Unless otherwise stated in our catalog or other company documentation accompanying the product(s), our products are intended for research use only and are not to be used for any other purpose, which includes but is not limited to, unauthorized commercial uses, in vitro diagnostic uses, ex vivo or in vivo therapeutic uses or any type of consumption or application to humans or animals.
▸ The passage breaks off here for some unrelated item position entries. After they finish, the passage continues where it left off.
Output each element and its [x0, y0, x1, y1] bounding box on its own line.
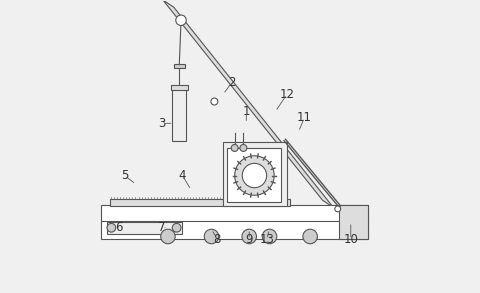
- Circle shape: [262, 229, 276, 244]
- Bar: [170, 85, 187, 90]
- Bar: [107, 222, 182, 234]
- Circle shape: [175, 15, 186, 25]
- Bar: [172, 88, 186, 141]
- Circle shape: [160, 229, 175, 244]
- Text: 13: 13: [259, 233, 274, 246]
- Circle shape: [107, 223, 116, 232]
- Circle shape: [172, 223, 180, 232]
- Text: 4: 4: [179, 169, 186, 182]
- Bar: [173, 64, 185, 68]
- Text: 5: 5: [120, 169, 128, 182]
- Circle shape: [231, 144, 238, 151]
- Bar: [101, 221, 367, 239]
- Text: 1: 1: [242, 105, 250, 118]
- Text: 2: 2: [228, 76, 235, 89]
- Text: 3: 3: [158, 117, 166, 130]
- Circle shape: [210, 98, 217, 105]
- Circle shape: [234, 156, 274, 195]
- Circle shape: [241, 229, 256, 244]
- Text: 8: 8: [213, 233, 220, 246]
- Circle shape: [302, 229, 317, 244]
- Text: 10: 10: [343, 233, 358, 246]
- Text: 7: 7: [158, 221, 166, 234]
- Text: 6: 6: [115, 221, 122, 234]
- Bar: [227, 148, 280, 202]
- Bar: [338, 205, 367, 239]
- Polygon shape: [163, 0, 333, 207]
- Circle shape: [240, 144, 246, 151]
- Circle shape: [204, 229, 218, 244]
- Bar: [101, 205, 367, 222]
- Text: 11: 11: [296, 111, 311, 124]
- Text: 12: 12: [279, 88, 294, 101]
- Text: 9: 9: [245, 233, 252, 246]
- Bar: [109, 199, 289, 206]
- Circle shape: [242, 163, 266, 188]
- Circle shape: [334, 206, 340, 212]
- Bar: [223, 142, 287, 206]
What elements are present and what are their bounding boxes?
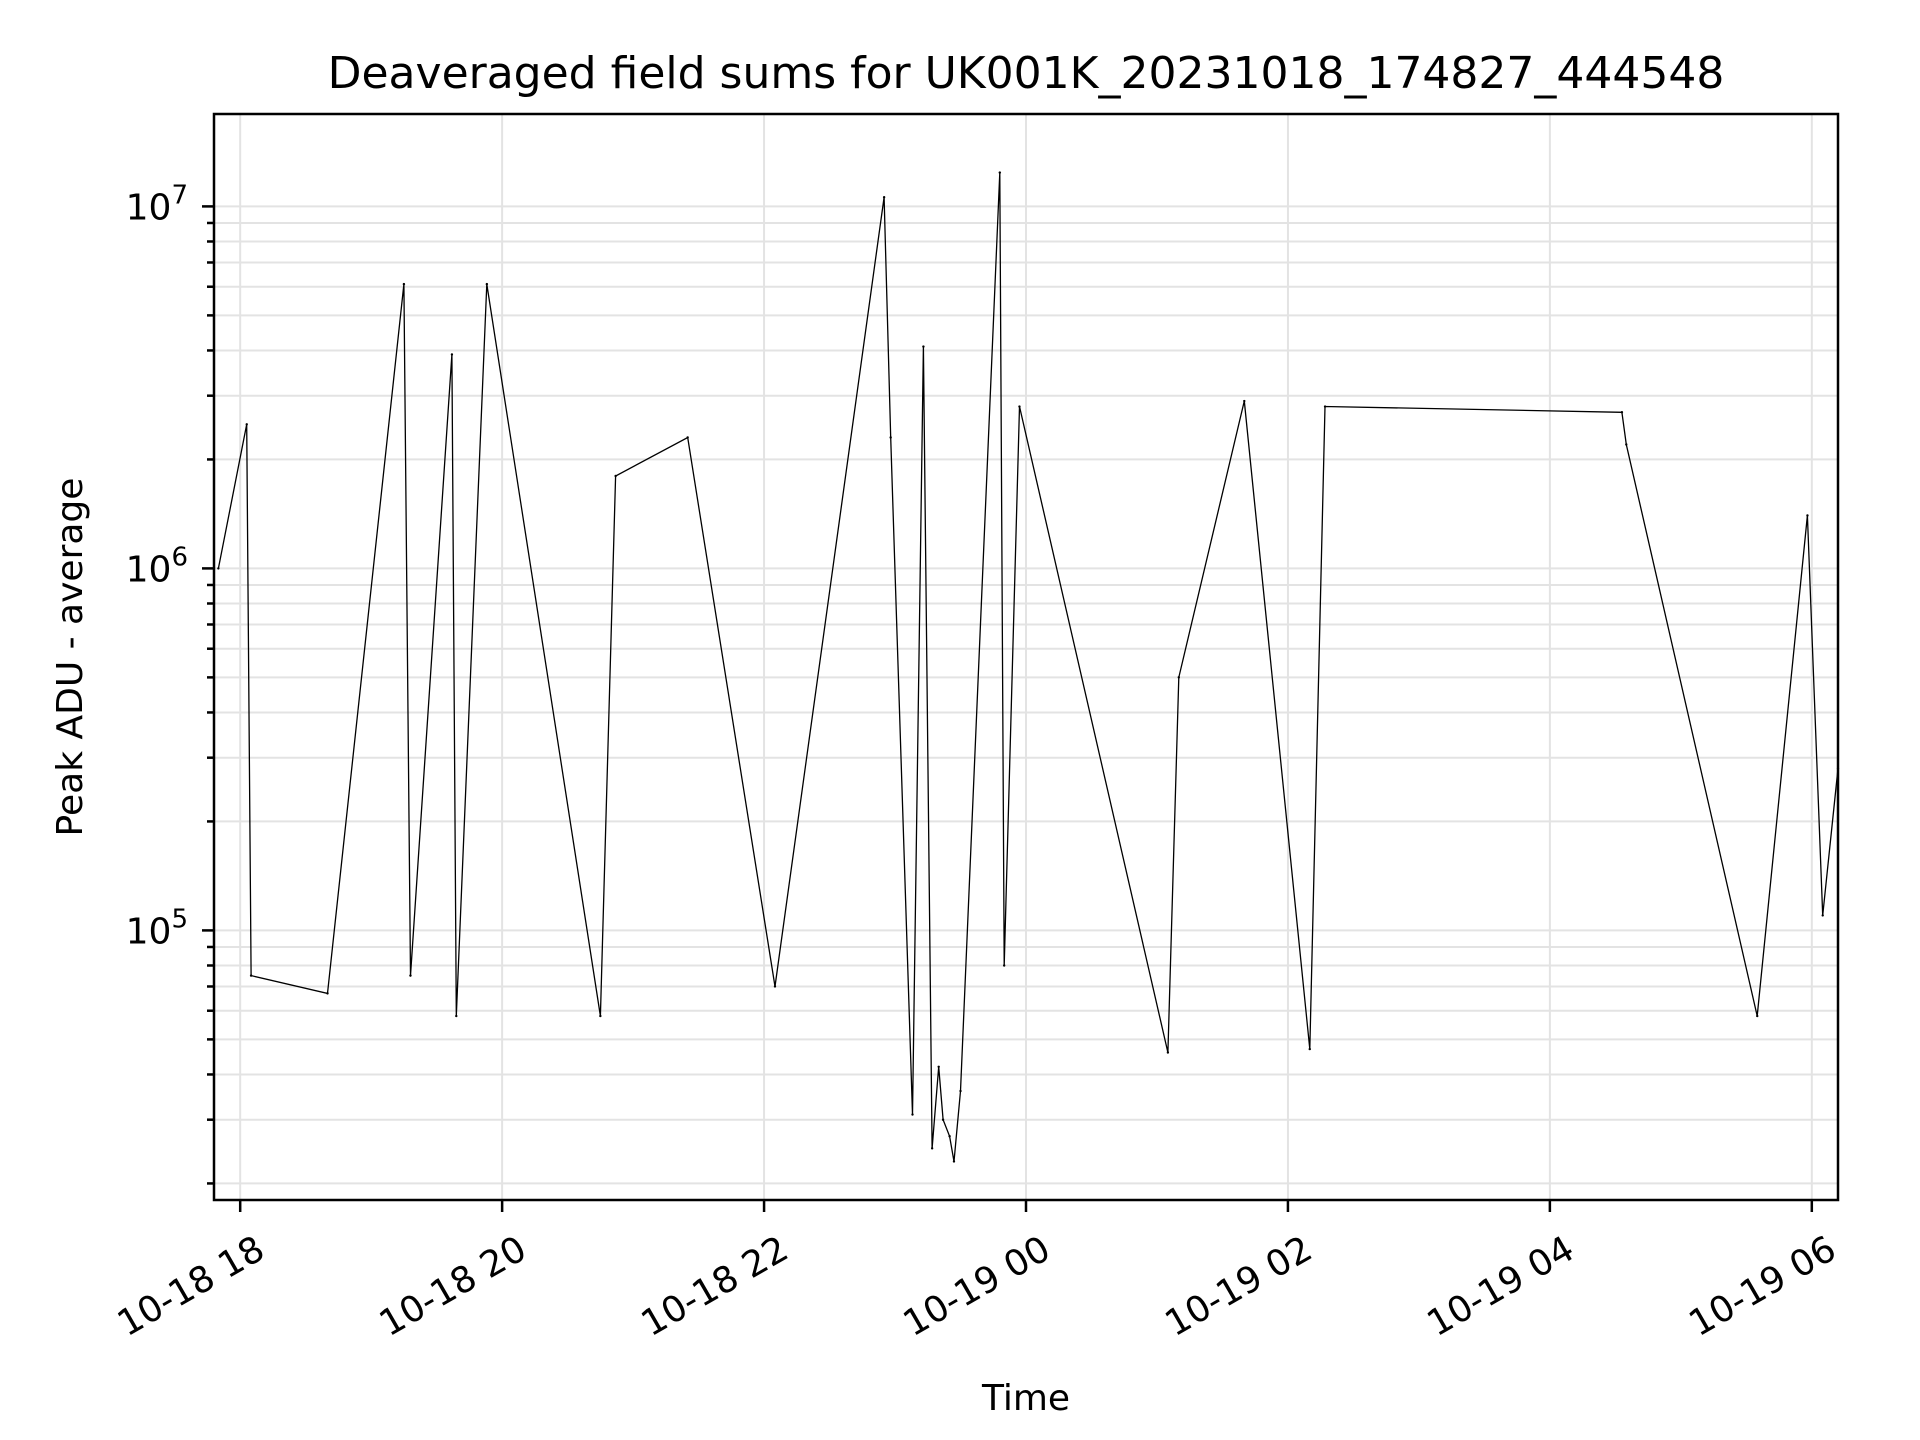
series-point — [402, 282, 406, 286]
y-tick-label: 105 — [126, 904, 188, 952]
series-point — [1002, 964, 1006, 967]
series-point — [1018, 405, 1021, 408]
series-point — [455, 1014, 458, 1018]
x-axis-title: Time — [981, 1378, 1070, 1419]
series-point — [959, 1089, 962, 1093]
series-point — [1756, 1014, 1759, 1018]
series-point — [1308, 1047, 1311, 1051]
series-layer — [217, 171, 1840, 1163]
series-point — [937, 1065, 940, 1068]
series-point — [686, 436, 689, 439]
series-point — [599, 1014, 602, 1018]
series-point — [1243, 399, 1246, 403]
series-point — [948, 1135, 951, 1138]
series-point — [326, 992, 329, 995]
series-point — [614, 474, 617, 478]
series-point — [773, 985, 777, 988]
series-point — [1625, 443, 1628, 446]
series-point — [1821, 914, 1824, 917]
series-point — [922, 345, 925, 348]
series-point — [245, 423, 248, 426]
series-point — [998, 171, 1002, 174]
series-point — [450, 353, 454, 356]
series-point — [882, 196, 886, 199]
series-point — [1177, 676, 1180, 679]
series-point — [485, 282, 489, 286]
series-point — [911, 1113, 914, 1116]
series-point — [1806, 514, 1809, 517]
chart-title: Deaveraged field sums for UK001K_2023101… — [328, 48, 1725, 99]
series-point — [249, 974, 253, 977]
series-point — [1620, 411, 1624, 414]
series-point — [941, 1118, 945, 1121]
series-point — [217, 567, 220, 570]
y-tick-label: 106 — [126, 542, 188, 590]
grid — [214, 114, 1838, 1200]
series-point — [952, 1160, 956, 1163]
series-point — [1323, 405, 1327, 408]
series-point — [889, 436, 892, 439]
y-tick-label: 107 — [126, 180, 188, 228]
series-point — [1166, 1051, 1170, 1054]
y-axis-title: Peak ADU - average — [50, 478, 91, 837]
series-point — [409, 974, 412, 977]
series-point — [930, 1147, 934, 1150]
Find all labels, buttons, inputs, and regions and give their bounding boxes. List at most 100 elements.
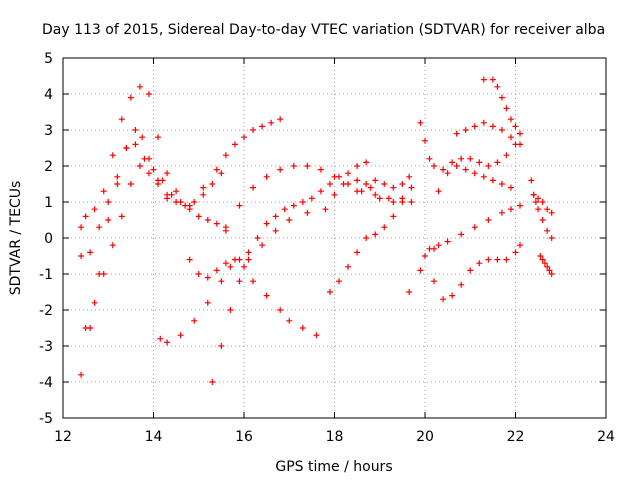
- data-point: [444, 238, 451, 245]
- data-point: [503, 105, 510, 112]
- data-point: [254, 235, 261, 241]
- x-axis-label: GPS time / hours: [275, 459, 392, 475]
- data-point: [132, 127, 139, 133]
- data-point: [127, 94, 134, 101]
- data-point: [139, 134, 146, 141]
- data-point: [431, 163, 438, 169]
- data-point: [426, 155, 433, 162]
- data-point: [336, 278, 343, 285]
- data-point: [467, 267, 474, 274]
- data-point: [191, 317, 198, 324]
- data-point: [263, 292, 270, 299]
- data-point: [498, 94, 505, 101]
- data-point: [250, 127, 257, 133]
- data-point: [159, 177, 166, 184]
- data-point: [195, 271, 202, 277]
- data-point: [105, 199, 112, 205]
- data-point: [431, 245, 438, 252]
- data-point: [78, 224, 85, 231]
- data-point: [363, 159, 370, 166]
- y-tick-label: -3: [39, 339, 53, 355]
- data-point: [231, 141, 238, 148]
- x-tick-label: 24: [597, 429, 615, 445]
- data-point: [503, 152, 510, 159]
- series-5: [157, 177, 397, 346]
- data-point: [422, 253, 428, 259]
- data-point: [173, 199, 180, 205]
- data-point: [209, 181, 216, 187]
- data-point: [145, 170, 152, 177]
- series-3: [78, 141, 229, 259]
- data-point: [449, 159, 456, 166]
- data-point: [535, 195, 542, 202]
- data-point: [489, 177, 496, 184]
- data-point: [109, 242, 116, 249]
- data-point: [200, 184, 207, 191]
- data-point: [155, 181, 162, 187]
- data-point: [100, 188, 107, 195]
- data-point: [218, 343, 225, 349]
- data-point: [213, 267, 220, 274]
- data-point: [141, 155, 148, 162]
- series-13: [417, 202, 524, 274]
- data-point: [204, 299, 211, 306]
- data-point: [544, 263, 551, 270]
- data-point: [480, 76, 487, 83]
- data-point: [123, 145, 130, 151]
- data-point: [304, 209, 311, 216]
- data-point: [406, 289, 413, 295]
- data-point: [532, 199, 539, 205]
- data-point: [241, 134, 247, 141]
- data-point: [250, 184, 257, 191]
- data-point: [422, 137, 428, 144]
- data-point: [109, 152, 116, 159]
- x-tick-label: 12: [54, 429, 72, 445]
- data-point: [512, 249, 519, 256]
- data-point: [471, 170, 478, 177]
- x-tick-label: 18: [326, 429, 344, 445]
- data-point: [548, 271, 555, 277]
- data-point: [82, 325, 89, 331]
- data-point: [385, 195, 392, 202]
- data-point: [204, 274, 211, 281]
- data-point: [494, 83, 501, 90]
- data-point: [390, 199, 397, 205]
- series-6: [186, 256, 320, 339]
- data-point: [272, 213, 279, 220]
- data-point: [78, 371, 85, 378]
- data-point: [462, 166, 469, 173]
- data-point: [546, 267, 553, 274]
- data-point: [286, 217, 293, 223]
- data-point: [177, 332, 184, 339]
- data-point: [535, 206, 542, 213]
- data-point: [259, 123, 266, 130]
- data-point: [127, 181, 134, 187]
- data-point: [78, 253, 85, 259]
- data-point: [381, 181, 388, 187]
- series-15: [431, 242, 524, 303]
- data-point: [118, 213, 125, 220]
- series-4: [82, 163, 225, 331]
- data-point: [453, 163, 460, 169]
- data-point: [548, 209, 555, 216]
- data-point: [222, 260, 229, 267]
- data-point: [354, 249, 361, 256]
- data-point: [263, 173, 270, 180]
- data-point: [485, 256, 492, 263]
- data-point: [507, 206, 514, 213]
- data-point: [245, 256, 252, 263]
- data-point: [517, 242, 524, 249]
- data-point: [539, 256, 546, 263]
- series-2: [78, 83, 180, 231]
- data-point: [471, 123, 478, 130]
- data-point: [399, 181, 406, 187]
- y-tick-label: -4: [39, 375, 53, 391]
- data-point: [480, 173, 487, 180]
- data-point: [544, 206, 551, 213]
- data-point: [195, 213, 202, 220]
- data-point: [155, 134, 162, 141]
- data-point: [345, 263, 352, 270]
- data-point: [145, 91, 152, 97]
- data-point: [299, 199, 306, 205]
- y-tick-label: -2: [39, 303, 53, 319]
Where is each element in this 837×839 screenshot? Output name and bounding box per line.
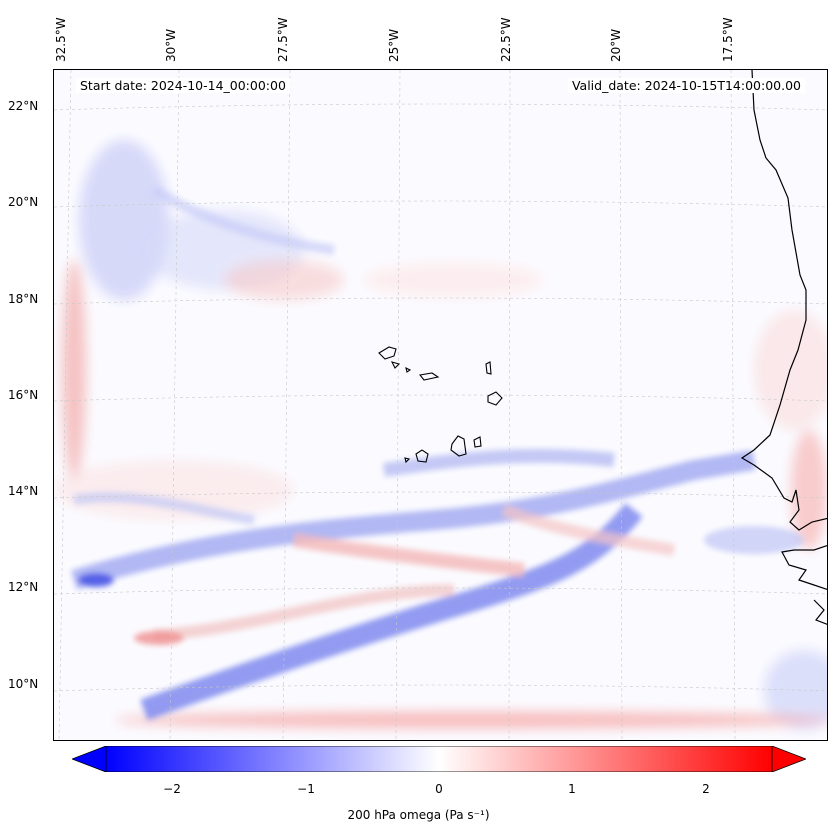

Myeloblastin (EC 3.4.21.76; UniProt P24158; also known as AGP7, C-ANCA antigen, Leukocyte proteinase 3, Neutrophil proteinase 4, NP-4, P29, PR-3, PR3, Wegener autoantigen) is encoded by the PRTN3 (also known as CANCA, MBN, NP4) gene (Gene ID 5657) in human. Proteinase 3 (PR3) is one of four neutral serine proteases (elastase, cathepsin G, PR3, and neutrophil serine protease 4) stored as fully processed mature enzymes in azurophil granules of human neutrophils. Instead of being targeted to granules after their synthesis, some PR3 molecules end up on the surface of neutrophil plasma membrane in either pro- or mature form. The degree of such surface expression is genetically determined, but the surface exposure and pericellular activity of PR3 around neutrophils can be further upregulated upon neutrophil priming and activation. PR3 autoantibody (anti-neutrophil cytoplasmic antibodies or ANCA) is the main pathogenic feature in patients suffering from granulomatosis with polyangiitis (GPA; formerly called Wegener granulomatosis). ANCAs are shown to activate cytokine-primed neutrophils in vitro by cross-linking surface-exposed PR3 and Fcγ receptors. PR3 activity and/or its inactivation by alpha 1-antitrypsin/alpha-1 proteinase inhibitor (α1PI) varies in the human population and contributes to the risk for GPA manifestations either at onset, during relapses, or during systemic progression. PR3 is initially produced with a signal peptide sequence (a.a. 1-25), an N-terminal and a C-terminal propeptide sequence (a.a. 26-27 and 249-256, respectively), the removal of which yields the mature enzyme (a.a. 28-248).

~29 kDa observed. 27.81 kDa (Pro-PR3; a.a. 1-256), 25.14 kDa (N-terminal signal and propeptide removed; a.a. 28-256), 24.25 kDa (Mature; a.a. 28-248) calculated.

Epitope: “North-East” of the substrate-binding pocket and adjacent to clone MCPR3-3 epitope (Silva, F., et al. (2010). J. Autoimmun. 35(4) 299-308).

Granule extract from HMC-1/PR3 mast cells expressing transfected human neutrophil PR3 (Sun, J., et al. (1998). J. Immunol. Methods. 211(1-2):111-123).

Concentration: Please refer to lot specific datasheet.

Format: Purified

Protein G Purified

Purified mouse monoclonal IgG1κ antibody in buffer containing 0.1 M Tris-Glycine (pH 7.4), 150 mM NaCl with 0.05% sodium azide.

Stable for 1 year at 2-8°C from date of receipt.